Pininfarina diye bir firma tasarlamış.

Evet bu Pininfarina yıldız bir İtalyan tasarım firması.

Ferrari, Alfa Romeo, Masaratti, Volvo, Tata, Chery ve BMW nin tasarımlarında parmağı var.

Yani veriyorsun siparişi tasarımı yapıyor, çok da başarılı…

Hatta tahtadan araba, uzayda yazan kalem, yılbaşı promosyonu bile yapıyor.

Ama saydığımız firmaların hepsinin alt yapıları, fabrikaları üretim bantları, seri üretim tesisleri var. Know-How var, AR-GE var, tecrübe ile gelişmiş mühendisleri var…

Bizim ki 2021'de nasipse tezgahlanacak…

Cehaletim şurada başlıyor.

Fabrikası olmayan bir ürün gördüm ilk kez.

Misal; önce sütü içiyorsun diyorlar ki; “Beğendin mi?”

Diyorsun ki “Evet”

“Tamam şimdi inek icad edeceğiz, inek bu sütten verecek…”

Hamile kalmadan doğurmak, inek olmadan süt içmek gibi…

Sorular koşuyor mantığıma; Lada Rus malıdır, fabrikası Samara’da…

Slav dilinde aşk tanrıçası demek Lada, ürünlerden birinin adı Samara…

Çünkü Samara denilen yerde üretiliyor.

Yani “Benim malım, benim mülküm, benim ülkem” diye bağırıyor mu? Bağırıyor…

Bir misal de şöyle;

Opel Torbalı’daydı, yerli ve milli, yerli malı mıydı?

Wolkswagen, Manisa’da fabrikayı kursaydı, Manisa diye bir modeli olacak mıydı?
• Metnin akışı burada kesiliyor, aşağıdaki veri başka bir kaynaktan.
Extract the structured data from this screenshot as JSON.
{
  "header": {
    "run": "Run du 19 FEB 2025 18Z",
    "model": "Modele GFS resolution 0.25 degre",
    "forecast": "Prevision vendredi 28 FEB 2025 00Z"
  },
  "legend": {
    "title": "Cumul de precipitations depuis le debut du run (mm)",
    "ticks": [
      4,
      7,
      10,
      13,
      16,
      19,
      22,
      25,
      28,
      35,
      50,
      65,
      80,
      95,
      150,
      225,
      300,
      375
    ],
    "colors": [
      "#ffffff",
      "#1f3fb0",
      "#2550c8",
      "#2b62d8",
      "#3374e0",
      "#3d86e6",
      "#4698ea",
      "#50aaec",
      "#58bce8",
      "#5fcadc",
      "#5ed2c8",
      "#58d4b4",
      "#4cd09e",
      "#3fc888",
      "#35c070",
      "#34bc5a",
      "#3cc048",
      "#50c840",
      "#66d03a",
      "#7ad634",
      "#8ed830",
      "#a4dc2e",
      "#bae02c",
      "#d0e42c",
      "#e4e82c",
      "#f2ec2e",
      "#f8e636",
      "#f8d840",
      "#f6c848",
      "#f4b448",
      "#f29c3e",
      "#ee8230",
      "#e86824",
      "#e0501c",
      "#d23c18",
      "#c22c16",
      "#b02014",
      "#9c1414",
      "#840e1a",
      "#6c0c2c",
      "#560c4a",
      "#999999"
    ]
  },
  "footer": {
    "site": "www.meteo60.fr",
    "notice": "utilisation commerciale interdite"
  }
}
Hatta Manisa malı mı olacaktı? Tabii ki hayır.

Know-How, fabrika, bilgi, çekirdek üretim neredeyse mal oranındır.

….

Lansmanda şöyle bir açıklama yapıldı;

“2030’a kadar 5 model daha çıkacak.”

Arkadaş 2 dakikada bir teknoloji değişiyor dünyada.

Bugünkü teknoloji ile elektrikli otomobil üretmek tartışılan bir konu zaten.

O zamana kadar teknoloji, on kere değişecek, gelişecektir.

Dünya elektrikli otomobil sanayisi pirizle, fişle şarj edilen otomobil teknolojisinin, süreklilik arz etmediğini söylüyor.

Bu tür arabalara “Li-po Pilli” araçlar deniyor ve gelecekte tercih edilmeyeceğinden bahsediliyor.

Çünkü, en azından şu anda ülkelerin o kadar araca yetecek elektrik kaynağı yok.

Araba firmalarının mühendisleri, bu tür elektrikli modellerin üzerinde değil, hidrojen ile elektrik üreten araçlar üzerinde çalışıyorlar.

Bu şartlarda; bir bakıma modern bir “Devrim arabası vakası” gündeme geliyor.

Sen yatırımı bu teknolojiye yatıracaksın, dünya vatandaşları 2030 yılında hidrojen ile elektik üreten araçlara biniyor olacak….

Misal Audi’nin bazı parçaları İstanbul'da yapılıyor.

Samsun’da Audi ve Bmw’ye piston yapan atölye var.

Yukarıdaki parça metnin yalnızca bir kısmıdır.